In 2011, Wambach was named in the US roster for the FIFA Women’s World Cup. At the quarterfinals against Brazil, she scored a header goal in stoppage time that set a new record for latest goal ever scored in a FIFA competition.
In the final against Japan, she scored a goal at the first half thus becoming US all-time scoring leader in FIFA Women's World Cup history with 13 goals. However, US lost the match to Japan. She received Bronze Boot, Silver Ball and Silver Medal at the competition.
When in 2012, a new women’s soccer league was announced, Wambach was amongst the few chosen players from the national team. She was allocated to the National Women's Soccer League club, Western New York Flash in her hometown of Rochester, New York, as part of the NWSL Player Allocation. She made her debut on April 14, 2013 against Sky Blue FC.

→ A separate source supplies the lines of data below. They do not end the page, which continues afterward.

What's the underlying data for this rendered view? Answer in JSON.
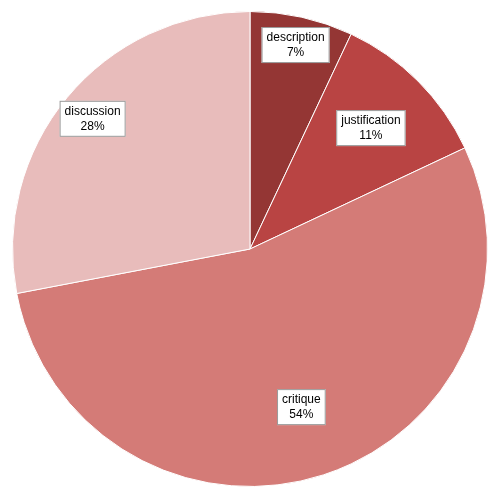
{
  "chart_data": {
    "type": "pie",
    "categories": [
      "description",
      "justification",
      "critique",
      "discussion"
    ],
    "values": [
      7,
      11,
      54,
      28
    ],
    "value_labels": [
      "7%",
      "11%",
      "54%",
      "28%"
    ],
    "colors": [
      "#943634",
      "#b94443",
      "#d47b77",
      "#e8bcbb"
    ],
    "data_labels": true
  }
}
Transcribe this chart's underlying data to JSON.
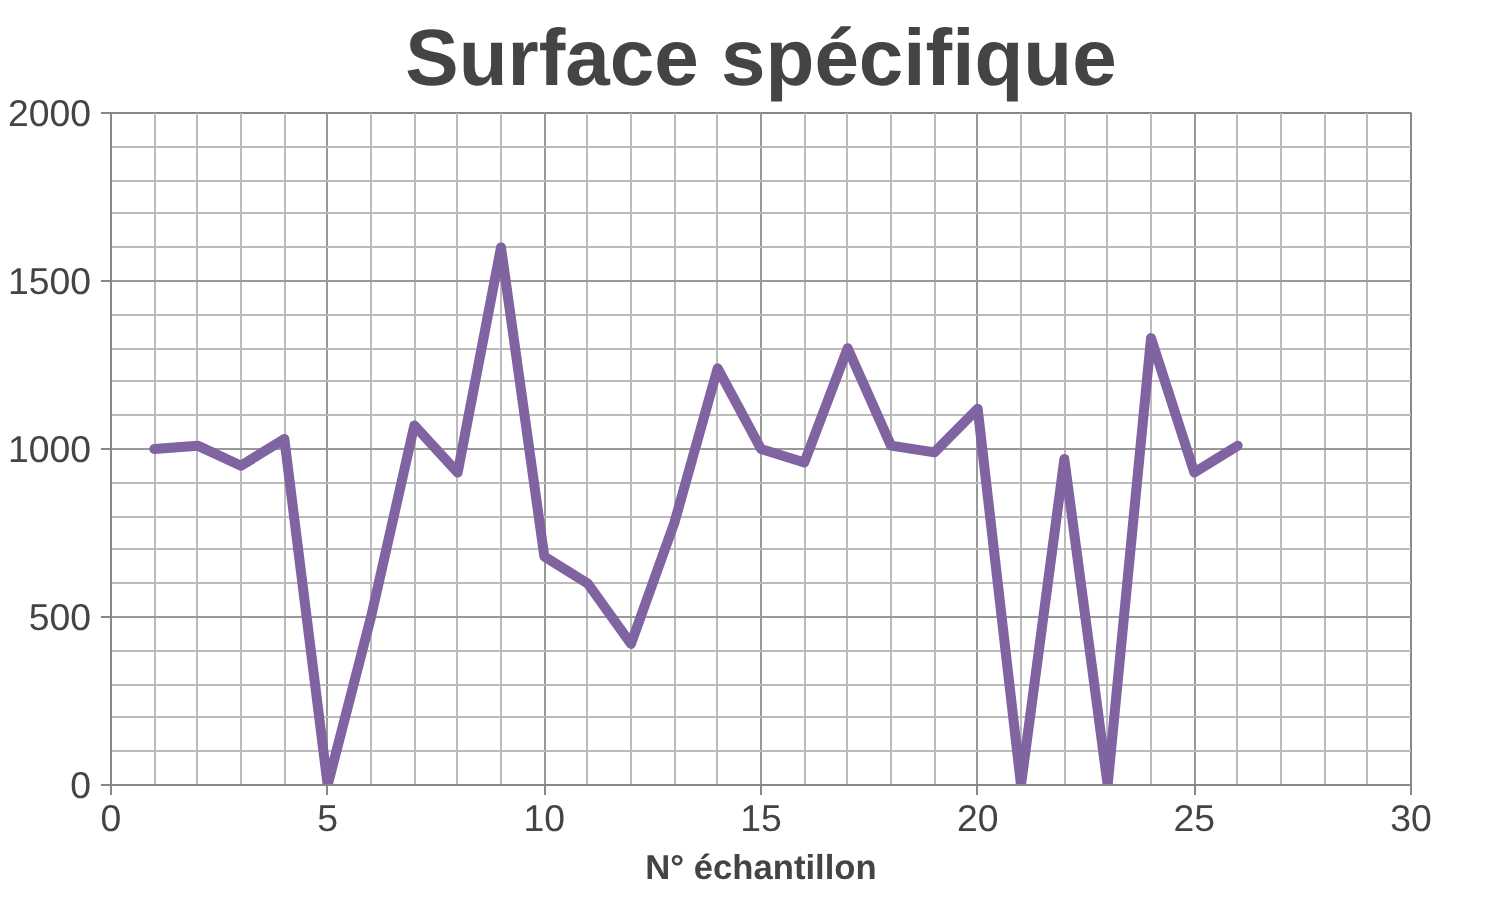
{
  "chart_data": {
    "type": "line",
    "title": "Surface spécifique",
    "xlabel": "N° échantillon",
    "x": [
      1,
      2,
      3,
      4,
      5,
      6,
      7,
      8,
      9,
      10,
      11,
      12,
      13,
      14,
      15,
      16,
      17,
      18,
      19,
      20,
      21,
      22,
      23,
      24,
      25,
      26
    ],
    "series": [
      {
        "color": "#8064a2",
        "values": [
          1000,
          1010,
          950,
          1030,
          0,
          500,
          1070,
          930,
          1600,
          680,
          600,
          420,
          780,
          1240,
          1000,
          960,
          1300,
          1010,
          990,
          1120,
          0,
          970,
          0,
          1330,
          930,
          1010
        ]
      }
    ],
    "xlim": [
      0,
      30
    ],
    "xticks": [
      0,
      5,
      10,
      15,
      20,
      25,
      30
    ],
    "ylim": [
      0,
      2000
    ],
    "yticks": [
      0,
      500,
      1000,
      1500,
      2000
    ],
    "grid": true,
    "marker": "none",
    "line_style": "solid"
  }
}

Wambach was named NWSL Player of the Week for week 5 after scoring both goals in the victory over FC Kansas City. She became the first player in the league to win the award twice after scoring a goal and serving an assist during the Flash's win over Sky Blue FC.
At the Summer Olympics in 2012, Wambach scored five goals in every match except the final. She also scored her 140thinternational goal in the tournament.
Wambach played her fourth and last FIFA Women’s World Cup in 2015 in Canada. US won the tournament comfortably, lifting the World Cup. The same year in October, she announced her retirement. The last game that she played was in New Orleans on December 16.
Awards & Achievements
Abby Wambach’s career had been outstandingly brilliant throughout. In her international career, she scored 184 goals in 255 international matches to become the leading all-time international scorer for men and women, a record which she holds till date.
She was conferred with the US Soccer Federation’s US Soccer Athlete of the Year Award six times (2003, 2004, 2007, 2010, 2011 and 2013).
In 2011, Wambach received the prestigious Bronze Boot and Silver Ball at the FIFA Women's World Cup. The same year, she was also awarded the ESPY Award for Best Play for her 122nd-minute equalizing goal against Brazil.
She received gold at the 2004 and 2012 Summer Olympics in Athens and London. In 2012, she was bestowed with the FIFA World Player of the Year award, becoming the first American to win after a decade.
The US’ victory at the 2015 FIFA Women’s World cup helped Wambach and her team to become the first women's sports team to be honored with a Ticker Tape Parade in New York City. The team was also honored by President Barack Obama at the White House.
She was named to the Time 100 list of the most influential people in the world in 2015.
Personal Life & Legacy
Abby Wambach married her long-time girlfriend Sarah Huffman in Hawaii in October 2013. Three years later, in September 2016, the duo announced their divorce.
In November 2016, Wambach stated that she was in a relationship with author Glennon Doyle Melton. They took the marital vows in May 2017.
Wambach is an active philanthropist who has raised money for the Epilepsy Foundation and Juvenile Diabetes Research Foundation. Along with her teammates, she took part in the Bank of America charitable campaign at the Chicago Marathon. She even served as an ambassador for Athlete Ally.